As for *man-, put yourself in bronze age man's position. How would
you explain how the world moved? Why it moved? Other than by some
great autonomous force (Force?) associated with reproduction, the
mind, which lived on in mounds, after you were buried there?
I used to work in Artificial Intelligence. A program called
Eurisko by Douglas Lenat tried to shuffle around with basic concepts
about the world. It came up with something similar, which I will
tell about later.


Torsten

>
> ----- Original Message -----
> From: Torsten Pedersen
> To: cybalist@egroups.com
> Sent: Thursday, January 25, 2001 12:47 PM
> Subject: [tied] Re: Doublets in PIE
>
>
> --- In cybalist@egroups.com, "Piotr Gasiorowski" <gpiotr@...>
wrote:
> > OK, why don't we look under the carpet and examine a few of
> these "doublets"? Perhaps we could find an explanation for their
> occurrence in PIE or at least speculate about it. I could imagine a
> few reasons why such root constellations exist.
>
> [snip - not unexpectedly]
> > Third possibility: borrowing into PIE from related but different
> non-IE sources at an early date. An attractive solution at times,
but
> always hard to justify unless the source(s) can be identified with
> some confidence.
> >
> [snip - not unexpectedly]
>
>
> Explanation (confession?) (with much self-confidence)
>
> This is how my fixation with this Austric-IE-AA stuff came about.
>
> I found Møller in the library. I read him with a grain of salt,
> like a proper linguist should, everybody knows he's been disproved.

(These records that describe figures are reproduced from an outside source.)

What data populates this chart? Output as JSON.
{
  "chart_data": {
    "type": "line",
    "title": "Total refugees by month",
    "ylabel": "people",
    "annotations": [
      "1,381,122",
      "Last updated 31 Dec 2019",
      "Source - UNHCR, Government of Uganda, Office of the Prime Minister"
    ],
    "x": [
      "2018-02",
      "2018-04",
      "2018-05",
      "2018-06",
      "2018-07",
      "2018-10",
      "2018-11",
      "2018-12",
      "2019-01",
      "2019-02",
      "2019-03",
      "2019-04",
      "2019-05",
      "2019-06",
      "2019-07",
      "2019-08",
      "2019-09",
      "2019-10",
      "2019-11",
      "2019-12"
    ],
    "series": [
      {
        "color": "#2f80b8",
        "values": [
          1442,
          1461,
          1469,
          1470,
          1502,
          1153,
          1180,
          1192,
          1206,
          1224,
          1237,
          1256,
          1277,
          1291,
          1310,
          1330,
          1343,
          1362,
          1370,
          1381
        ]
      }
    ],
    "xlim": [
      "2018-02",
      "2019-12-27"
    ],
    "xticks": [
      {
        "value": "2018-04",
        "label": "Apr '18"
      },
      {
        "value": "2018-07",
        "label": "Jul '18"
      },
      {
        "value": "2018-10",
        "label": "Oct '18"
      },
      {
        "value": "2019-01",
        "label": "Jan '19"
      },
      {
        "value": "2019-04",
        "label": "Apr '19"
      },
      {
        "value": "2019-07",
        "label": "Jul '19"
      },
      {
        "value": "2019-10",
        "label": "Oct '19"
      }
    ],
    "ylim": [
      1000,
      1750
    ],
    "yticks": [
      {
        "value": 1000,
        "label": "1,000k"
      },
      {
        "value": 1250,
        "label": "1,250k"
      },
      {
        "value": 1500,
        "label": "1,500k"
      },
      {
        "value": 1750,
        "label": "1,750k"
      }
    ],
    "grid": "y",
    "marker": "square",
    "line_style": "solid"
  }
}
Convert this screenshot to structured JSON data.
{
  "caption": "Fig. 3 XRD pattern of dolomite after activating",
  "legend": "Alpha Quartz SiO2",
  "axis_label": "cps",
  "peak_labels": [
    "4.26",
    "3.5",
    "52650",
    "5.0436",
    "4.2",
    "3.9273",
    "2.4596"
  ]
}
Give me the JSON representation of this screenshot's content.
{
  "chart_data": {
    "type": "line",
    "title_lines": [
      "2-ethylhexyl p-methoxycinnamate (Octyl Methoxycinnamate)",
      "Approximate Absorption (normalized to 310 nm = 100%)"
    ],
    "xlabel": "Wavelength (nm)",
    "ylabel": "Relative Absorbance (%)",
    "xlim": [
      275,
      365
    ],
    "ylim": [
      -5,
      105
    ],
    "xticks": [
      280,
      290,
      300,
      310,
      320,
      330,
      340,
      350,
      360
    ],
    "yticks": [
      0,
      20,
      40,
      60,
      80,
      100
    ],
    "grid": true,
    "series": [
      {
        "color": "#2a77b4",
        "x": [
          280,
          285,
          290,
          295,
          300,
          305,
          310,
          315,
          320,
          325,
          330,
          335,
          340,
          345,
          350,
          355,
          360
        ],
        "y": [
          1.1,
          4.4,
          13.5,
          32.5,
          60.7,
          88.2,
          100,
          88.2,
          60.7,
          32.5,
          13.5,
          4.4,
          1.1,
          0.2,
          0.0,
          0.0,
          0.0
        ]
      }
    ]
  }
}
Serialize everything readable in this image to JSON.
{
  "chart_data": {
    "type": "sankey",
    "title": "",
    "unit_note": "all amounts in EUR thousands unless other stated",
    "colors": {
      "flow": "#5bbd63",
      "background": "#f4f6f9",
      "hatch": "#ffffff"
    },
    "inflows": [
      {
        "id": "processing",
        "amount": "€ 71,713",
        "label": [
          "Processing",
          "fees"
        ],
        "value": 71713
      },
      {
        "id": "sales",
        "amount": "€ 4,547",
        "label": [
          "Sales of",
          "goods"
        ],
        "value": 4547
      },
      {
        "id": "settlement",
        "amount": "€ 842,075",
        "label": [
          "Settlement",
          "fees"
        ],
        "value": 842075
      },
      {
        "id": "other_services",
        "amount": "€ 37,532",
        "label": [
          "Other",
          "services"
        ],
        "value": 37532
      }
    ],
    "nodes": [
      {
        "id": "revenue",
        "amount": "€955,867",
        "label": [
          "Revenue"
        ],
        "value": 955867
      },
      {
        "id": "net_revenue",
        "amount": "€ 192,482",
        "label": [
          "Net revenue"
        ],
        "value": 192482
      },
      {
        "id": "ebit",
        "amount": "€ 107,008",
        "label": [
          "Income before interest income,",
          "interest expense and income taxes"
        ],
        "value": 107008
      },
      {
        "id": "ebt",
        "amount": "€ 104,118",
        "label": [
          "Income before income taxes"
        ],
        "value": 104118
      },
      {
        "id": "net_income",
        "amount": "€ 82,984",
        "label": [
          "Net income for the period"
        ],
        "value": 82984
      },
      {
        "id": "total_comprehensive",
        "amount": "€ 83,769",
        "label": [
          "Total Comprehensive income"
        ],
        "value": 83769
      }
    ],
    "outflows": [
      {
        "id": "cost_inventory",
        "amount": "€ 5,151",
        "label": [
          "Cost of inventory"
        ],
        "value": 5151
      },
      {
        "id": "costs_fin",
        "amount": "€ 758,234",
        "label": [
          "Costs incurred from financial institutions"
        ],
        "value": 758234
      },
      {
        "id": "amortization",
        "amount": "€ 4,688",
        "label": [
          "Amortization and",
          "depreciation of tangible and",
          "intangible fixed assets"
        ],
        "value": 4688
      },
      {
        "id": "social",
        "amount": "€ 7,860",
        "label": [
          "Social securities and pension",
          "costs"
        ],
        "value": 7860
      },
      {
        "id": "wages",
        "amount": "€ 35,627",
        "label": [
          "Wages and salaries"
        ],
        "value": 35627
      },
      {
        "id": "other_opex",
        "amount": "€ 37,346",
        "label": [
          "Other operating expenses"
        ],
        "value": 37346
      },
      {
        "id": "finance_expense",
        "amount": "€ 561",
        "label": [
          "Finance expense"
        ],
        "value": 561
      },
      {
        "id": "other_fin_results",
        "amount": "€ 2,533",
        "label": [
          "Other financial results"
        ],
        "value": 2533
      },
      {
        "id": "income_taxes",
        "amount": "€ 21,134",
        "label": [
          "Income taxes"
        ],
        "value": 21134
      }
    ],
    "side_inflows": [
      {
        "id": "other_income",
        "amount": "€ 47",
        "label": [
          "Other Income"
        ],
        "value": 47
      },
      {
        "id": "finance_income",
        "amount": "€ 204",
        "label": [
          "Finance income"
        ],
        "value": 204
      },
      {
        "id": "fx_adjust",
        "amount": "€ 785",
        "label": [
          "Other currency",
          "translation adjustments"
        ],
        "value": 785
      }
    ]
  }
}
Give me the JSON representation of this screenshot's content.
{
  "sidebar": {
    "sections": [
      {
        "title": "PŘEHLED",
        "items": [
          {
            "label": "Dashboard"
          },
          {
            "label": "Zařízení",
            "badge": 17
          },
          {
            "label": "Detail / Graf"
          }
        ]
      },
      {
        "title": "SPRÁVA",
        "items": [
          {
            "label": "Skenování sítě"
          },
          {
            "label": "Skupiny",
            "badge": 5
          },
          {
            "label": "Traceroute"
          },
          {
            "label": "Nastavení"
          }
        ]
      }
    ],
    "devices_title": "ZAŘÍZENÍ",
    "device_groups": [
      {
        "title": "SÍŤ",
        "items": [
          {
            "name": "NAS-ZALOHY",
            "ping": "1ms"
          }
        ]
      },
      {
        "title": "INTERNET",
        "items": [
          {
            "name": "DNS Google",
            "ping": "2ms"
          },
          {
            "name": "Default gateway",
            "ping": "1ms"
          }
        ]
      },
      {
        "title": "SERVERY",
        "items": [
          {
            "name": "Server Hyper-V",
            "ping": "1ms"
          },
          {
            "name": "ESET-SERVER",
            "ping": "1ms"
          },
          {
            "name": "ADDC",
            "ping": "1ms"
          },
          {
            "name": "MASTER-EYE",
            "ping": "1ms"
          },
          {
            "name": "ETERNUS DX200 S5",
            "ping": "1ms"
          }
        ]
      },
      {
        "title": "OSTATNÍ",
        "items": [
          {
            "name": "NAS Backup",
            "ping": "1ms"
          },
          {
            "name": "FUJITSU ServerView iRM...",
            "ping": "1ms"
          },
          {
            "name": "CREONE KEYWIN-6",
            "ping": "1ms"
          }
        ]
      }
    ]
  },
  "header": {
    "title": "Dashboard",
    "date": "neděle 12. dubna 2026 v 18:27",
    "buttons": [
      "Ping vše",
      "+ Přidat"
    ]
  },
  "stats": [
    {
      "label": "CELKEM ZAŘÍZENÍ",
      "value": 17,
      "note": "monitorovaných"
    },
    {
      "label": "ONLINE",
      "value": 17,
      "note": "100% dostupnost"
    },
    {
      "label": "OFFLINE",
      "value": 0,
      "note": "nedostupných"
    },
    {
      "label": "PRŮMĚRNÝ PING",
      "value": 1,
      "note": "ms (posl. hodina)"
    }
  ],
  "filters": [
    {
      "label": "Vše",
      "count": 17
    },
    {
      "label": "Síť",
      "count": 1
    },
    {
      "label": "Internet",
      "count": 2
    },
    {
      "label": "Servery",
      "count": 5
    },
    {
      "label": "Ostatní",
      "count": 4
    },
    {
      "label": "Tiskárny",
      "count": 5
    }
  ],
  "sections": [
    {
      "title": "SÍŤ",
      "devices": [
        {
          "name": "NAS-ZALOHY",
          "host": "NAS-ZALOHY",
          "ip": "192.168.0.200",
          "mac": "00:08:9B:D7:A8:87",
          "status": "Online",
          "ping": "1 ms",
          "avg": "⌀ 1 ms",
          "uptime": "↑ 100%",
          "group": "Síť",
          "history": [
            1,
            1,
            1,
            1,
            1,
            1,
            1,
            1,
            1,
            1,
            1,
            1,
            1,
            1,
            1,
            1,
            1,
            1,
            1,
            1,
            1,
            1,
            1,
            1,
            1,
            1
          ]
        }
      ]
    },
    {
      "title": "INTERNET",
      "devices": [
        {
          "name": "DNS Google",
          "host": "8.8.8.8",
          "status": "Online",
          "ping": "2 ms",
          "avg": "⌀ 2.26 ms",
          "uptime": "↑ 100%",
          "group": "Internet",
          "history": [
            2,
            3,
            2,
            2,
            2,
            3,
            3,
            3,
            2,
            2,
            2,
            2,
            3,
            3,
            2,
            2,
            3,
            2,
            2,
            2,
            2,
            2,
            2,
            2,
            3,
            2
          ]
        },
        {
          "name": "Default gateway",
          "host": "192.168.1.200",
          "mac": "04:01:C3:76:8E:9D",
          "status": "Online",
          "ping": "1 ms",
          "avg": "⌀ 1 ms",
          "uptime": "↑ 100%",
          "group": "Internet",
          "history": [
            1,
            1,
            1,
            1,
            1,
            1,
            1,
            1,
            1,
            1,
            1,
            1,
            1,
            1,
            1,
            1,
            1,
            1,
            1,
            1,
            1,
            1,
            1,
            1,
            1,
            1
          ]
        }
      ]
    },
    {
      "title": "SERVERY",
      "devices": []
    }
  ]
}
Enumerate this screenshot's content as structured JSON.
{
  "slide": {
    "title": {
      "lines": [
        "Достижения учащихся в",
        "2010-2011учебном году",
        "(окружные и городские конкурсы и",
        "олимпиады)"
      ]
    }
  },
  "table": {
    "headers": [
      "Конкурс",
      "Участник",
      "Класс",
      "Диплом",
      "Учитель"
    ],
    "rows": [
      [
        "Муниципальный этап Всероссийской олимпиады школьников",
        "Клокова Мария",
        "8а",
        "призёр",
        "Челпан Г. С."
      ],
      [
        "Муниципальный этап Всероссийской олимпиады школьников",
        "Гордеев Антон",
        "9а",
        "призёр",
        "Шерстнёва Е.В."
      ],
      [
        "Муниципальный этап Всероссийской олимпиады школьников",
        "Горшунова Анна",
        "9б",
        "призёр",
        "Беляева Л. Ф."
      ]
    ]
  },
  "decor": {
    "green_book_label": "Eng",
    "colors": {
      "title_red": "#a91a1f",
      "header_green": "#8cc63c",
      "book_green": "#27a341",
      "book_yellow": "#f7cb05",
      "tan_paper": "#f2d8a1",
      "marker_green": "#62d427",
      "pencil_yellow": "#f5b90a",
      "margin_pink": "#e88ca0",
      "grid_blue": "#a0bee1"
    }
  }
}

> There I find his claim that the one of the two IE-AA (yes I know,
> unhistorical, but this is shorthand) roots (now written as) *bheH2-
> is a causative formed from the other. So I think, well OK, if you
say
> so.
>
> Next I read Benveniste about *fas- and think this must be a society
> with strong taboos.
>
> Then I read Oppenheimer's "Eden in the East" and am convinced:
People
> from Sundaland probably reached the Mediterranean and influenced
the
> peoples there.
>
> Then I find Manansala's list on the internet and he has both
> *bheH2-'s! This is screwy! Did he read Møller? Probably not, his
> concern is to prove a connection Austric-Indic.
>
> And then suddenly, if you assume a society with two sides, this side
> and the beyond, the affair with one *bheH2- being the causative of
> the other, makes sense:
>
> *bheH2- "resplendent, luminous,
> ie. coming from the beyond"
>
> *bheH2- "holy law, say holy speech,
> ie. cause to come from the beyond"
>
> (I didn't say "numinous", because then people think I have read
> Jung and nice people don't do that. Actually I have, but could you
> disregard that for a moment?)
>
> And most of Benveniste's stuff is there too! *Hrg- "king, order",
> *Hng- "fear, snake, destruction", *med- "center, order, medicine,
> spear, tree in the middle of the world". These things are central
> in Austronesian cultures too.
>
> So, if they came here (?), and brought a religion (?), based on an
> original giant disaster (?), which the religion was designed to set
> right (?), did they bring the words too?
>
> Please note I'm not claiming, I'm still just asking! Don't jump me
> too much!
>
> On the other I'm not a professional, I have no reputation to lose,
> and someone's gotta ask the question. Now I've asked it.